The 2013 New Year's Day coincided with "natural fireworks" erupting from the sun, which is approaching "solar maximum," during which there will be more intense solar flares.
As dangerous as it looks, the solar flares occur periodically without posing actual threats against the planet Earth. Solar flares are brief releases of intense high-energy radiation from the sun's surface. These are typically observed with special instruments because the resulting colours are not observable by the naked eye. Solar flares emit X-rays and UV radiation which can potentially affect Earth's ionosphere and disrupt long-range radio communications. Despite this, the past solar flares have not been a threat to human life.
NASA's Solar Dynamics Observatory (SDO) captured the footage of New Year's Day solar flare. (Image: SDO via YouTube)
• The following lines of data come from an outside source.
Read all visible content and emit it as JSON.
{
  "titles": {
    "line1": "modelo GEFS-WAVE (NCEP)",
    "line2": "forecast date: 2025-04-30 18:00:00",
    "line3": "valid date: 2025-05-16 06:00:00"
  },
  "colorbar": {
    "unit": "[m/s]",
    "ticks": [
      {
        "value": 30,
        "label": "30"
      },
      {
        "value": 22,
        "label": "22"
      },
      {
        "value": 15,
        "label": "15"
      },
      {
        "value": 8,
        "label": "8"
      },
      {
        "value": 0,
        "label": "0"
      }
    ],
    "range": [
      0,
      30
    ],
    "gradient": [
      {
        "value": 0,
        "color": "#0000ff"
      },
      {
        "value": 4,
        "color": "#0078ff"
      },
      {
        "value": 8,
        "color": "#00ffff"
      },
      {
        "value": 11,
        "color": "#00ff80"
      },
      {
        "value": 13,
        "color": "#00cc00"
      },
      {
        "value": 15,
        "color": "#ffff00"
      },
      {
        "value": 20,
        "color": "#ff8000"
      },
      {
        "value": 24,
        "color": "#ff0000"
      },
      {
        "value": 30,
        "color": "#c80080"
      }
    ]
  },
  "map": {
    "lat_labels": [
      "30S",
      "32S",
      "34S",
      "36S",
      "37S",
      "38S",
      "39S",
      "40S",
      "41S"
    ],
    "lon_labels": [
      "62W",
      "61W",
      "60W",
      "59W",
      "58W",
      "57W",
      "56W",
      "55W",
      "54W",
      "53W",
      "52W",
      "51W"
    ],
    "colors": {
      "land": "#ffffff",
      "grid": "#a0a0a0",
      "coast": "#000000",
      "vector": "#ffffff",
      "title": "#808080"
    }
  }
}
Just before Dec. 21, when many people got anxious of doomsday rumours, space scientists explained solar flares should not be linked to end-of-the-world talks. The Sun's regular 11-year solar cycle is expected to peak in 2013 and 2014, but even then, scientists are expecting a milder, less intense solar than in the previous cycle.
From afar, the image of the sun's flames dancing in the solar atmosphere is a dramatic and stunning sight. NASA's Solar Dynamics Observatory (SDO) captured a footage of the solar activity. Camilla Corona SDO took to Twitter on Jan. 1 to announce: "It's a Solar Ballet - beautiful view of an eruption on today's Sun."
Solar physicists continue to observe activities on the sun's surface. They expect the solar flares to intensify over the next 12 months. Still, they have been consistent in saying that the previous cycle had been more intense than the current solar conditions.